I do not know a single person that has gone through life without facing a trial. If we put our trust in God, He is faithful to comfort us through the most unthinkable challenges. Sometimes we don’t immediately realize how He is working for our good.
When my son Alexx went through cancer treatment, he was given the opportunity to attend Camp Goodtimes. It was a program that allowed kids with cancer to have a summer camp experience. Nurses and physicians also attended to provide medical support.
I remember how nervous and excited Alexx was to be going to camp for the first time. It had been almost five months since his last radiation treatment, and despite an occasional loss of balance, he was feeling good.
Although I was excited about his adventure, my moms heart missed him before I even said goodbye. Eight is a very young age to be gone from home for a week. Especially after all he had been through. I reminded him of the stationary with self-addressed stamped envelopes I’d put into his bag. I knew he probably wouldn’t write, and he didn’t.
The week flew by more quickly than I expected. Alexx was all smiles when he saw us on pick up day. His smile sagged a little and his gait had an increased stumble as he ran to me. I returned his smile as I rushed to him for a hug. He smelled of campfire smoke and dirty little boy. I was pretty sure he didn’t shower the entire time he was at camp.
Our own pediatric oncologist also greeted us. He looked wonderfully out of place and at the mercy of the children. While Alexx was off for his final goodbyes, the doctor asked me to bring him in early next week.
The ride home was quiet. Alexx told a few camp stories, but his gaze drifted out the window. I told him how much we missed him, but he just nodded. I tried again and explained how I had really missed him over the week. When he did not respond, I asked if he’d missed us. With true childlike honesty, Alexx said, “No mom, not really.” As we drove down the road, Alexx’s tired gaze went back out the window. He went on, “Axe and Button took care of me. They were like my mom and dad at camp.”
I wasn’t sure how to process my feelings. For months I felt I had been riding the emotional roller coaster called cancer, and now my little boy didn’t miss me. Furthermore, I’d been traded in for counselors with camp names like Axe and Button.
After only a couple of days home, I shared the experience with a friend. I wanted some comfort for my hurt feelings. Instead, she smiled and marveled at how God provided sweet young counselors that made my son feel so safe at camp that it was like having mom and dad. I was thankful for her perspective to help me see how He was working for our good.

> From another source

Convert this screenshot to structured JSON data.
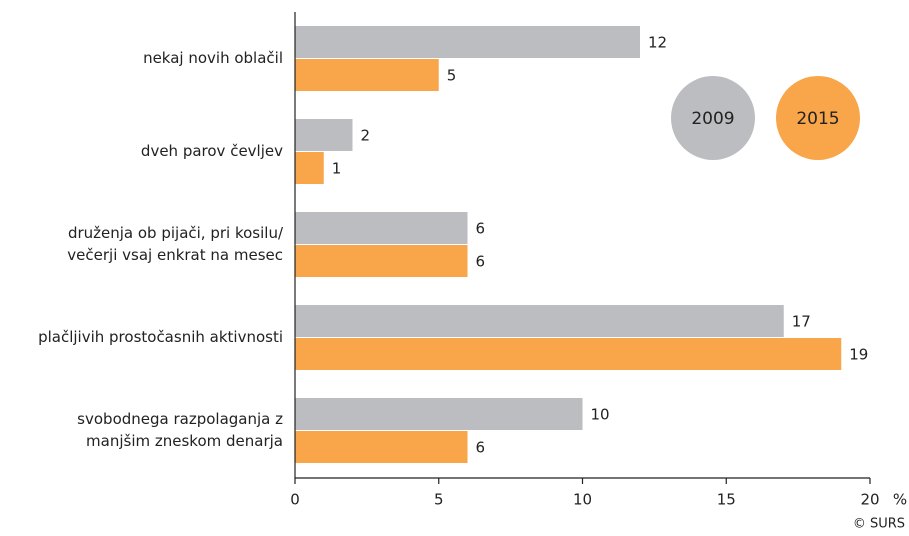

Alexx went to the doctor the week after camp. I knew tests would reveal the tumor was growing again, and unfortunately, I was right.
We always knew the prognosis was terminal, but we had not told Alexx. He had understood the tumor was like a bump in his brain, and medical treatments were an effort to make it smaller. With the knowledge the tumor was again growing, he knew we were trusting completely in God for healing.

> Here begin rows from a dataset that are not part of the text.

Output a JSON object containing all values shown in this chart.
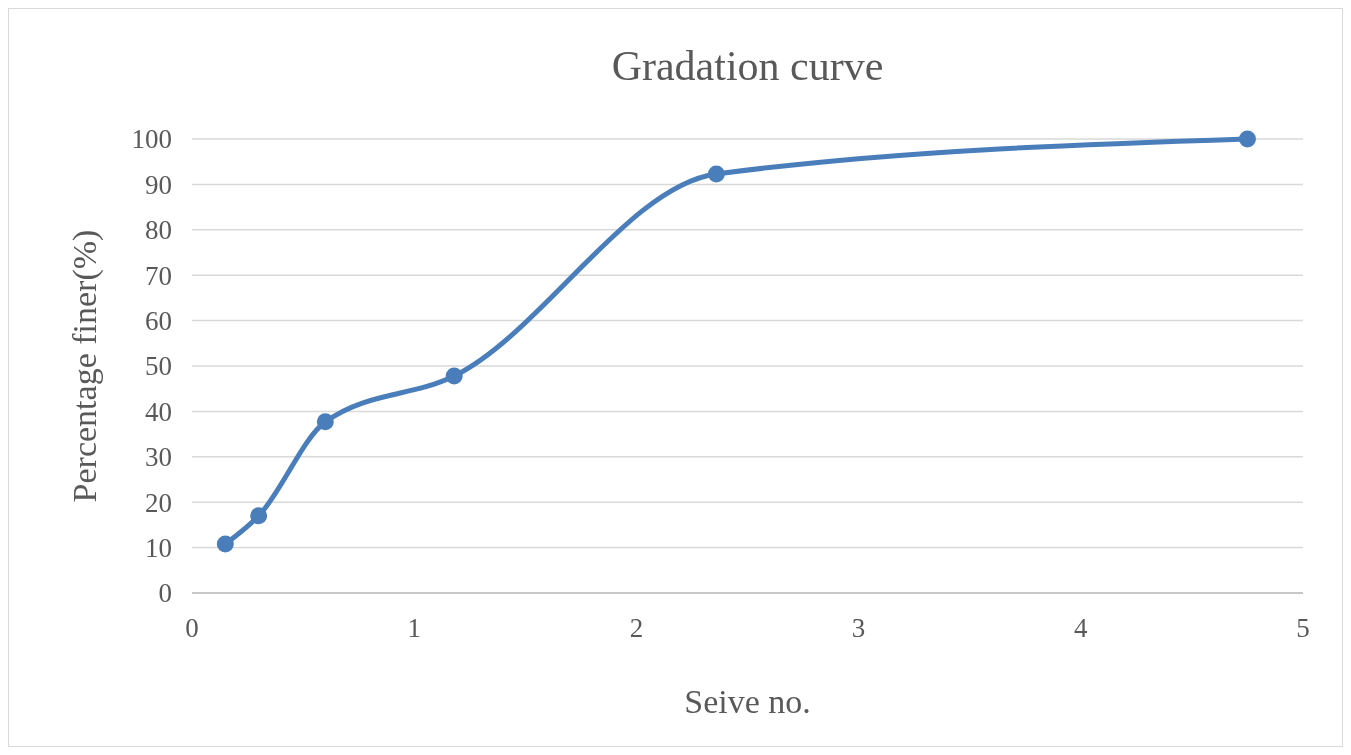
{
  "chart_data": {
    "type": "line",
    "title": "Gradation curve",
    "xlabel": "Seive no.",
    "ylabel": "Percentage finer(%)",
    "x": [
      0.15,
      0.3,
      0.6,
      1.18,
      2.36,
      4.75
    ],
    "series": [
      {
        "color": "#4a7ebb",
        "values": [
          10.8,
          17,
          37.7,
          47.8,
          92.3,
          100
        ]
      }
    ],
    "xlim": [
      0,
      5
    ],
    "xticks": [
      0,
      1,
      2,
      3,
      4,
      5
    ],
    "ylim": [
      0,
      100
    ],
    "yticks": [
      0,
      10,
      20,
      30,
      40,
      50,
      60,
      70,
      80,
      90,
      100
    ],
    "grid": "y",
    "marker": "circle",
    "line_style": "solid"
  }
}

Every night I prayed with Alexx. He would take a turn, and then I would pray. One night he stopped and asked if I thought God was going to heal him on Earth or in heaven because there was no cancer in heaven. I insisted I wanted him to be healed right here on Earth. After that night we had many discussions of what heaven might be like. Also, Alexx’s prayers changed. He continued to pray for healing, but added, “it’s okay if you heal me here on earth, or if it’s in heaven.”

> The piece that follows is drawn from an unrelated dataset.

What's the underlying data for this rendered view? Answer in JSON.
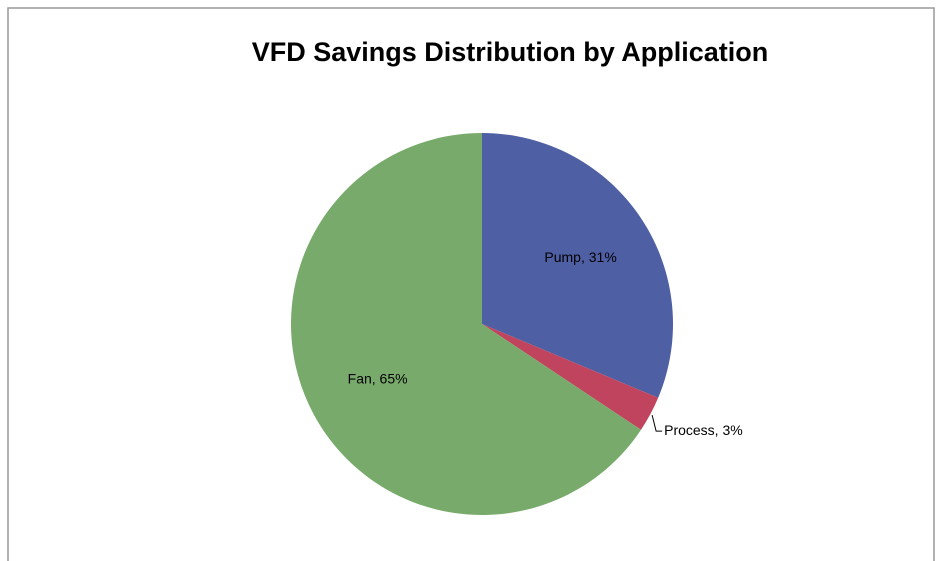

Alexx’s body continued to deteriorate. His speech was slurred and increasingly difficult to understand. Before one night’s prayers, he tried to tell me of a fear, and I thought he said heaven. I asked if he was afraid to go to heaven. He quickly shook his head no. He slowed his words to speak clearly and explained he was afraid to go to heaven alone.
I wanted to burst into tears and hug cancer out of my child. With a silent prayer hidden in a slow deep breath, I spoke with strength that was not my own. “Do you remember when you went to camp?” He nodded. “Remember when you weren’t afraid because Axe and Button were there? They were like your mom and dad at camp.” Again he nodded and tried to smile at the memory. “Well, going to heaven is like that. Only instead of Axe and Button, it’s even better because Jesus will be there with you.” His eyes lit up, and he heaved a sigh of relief.
My son stepped into eternity only weeks after that conversation. I know he felt safe because I watched him take the hand of Jesus as he left my side. I could not have comforted his fears if God had not perfectly orchestrated the events in his life. God is good like that. He works good in our trials. He is faithful to comfort us if we will put our trust in Him.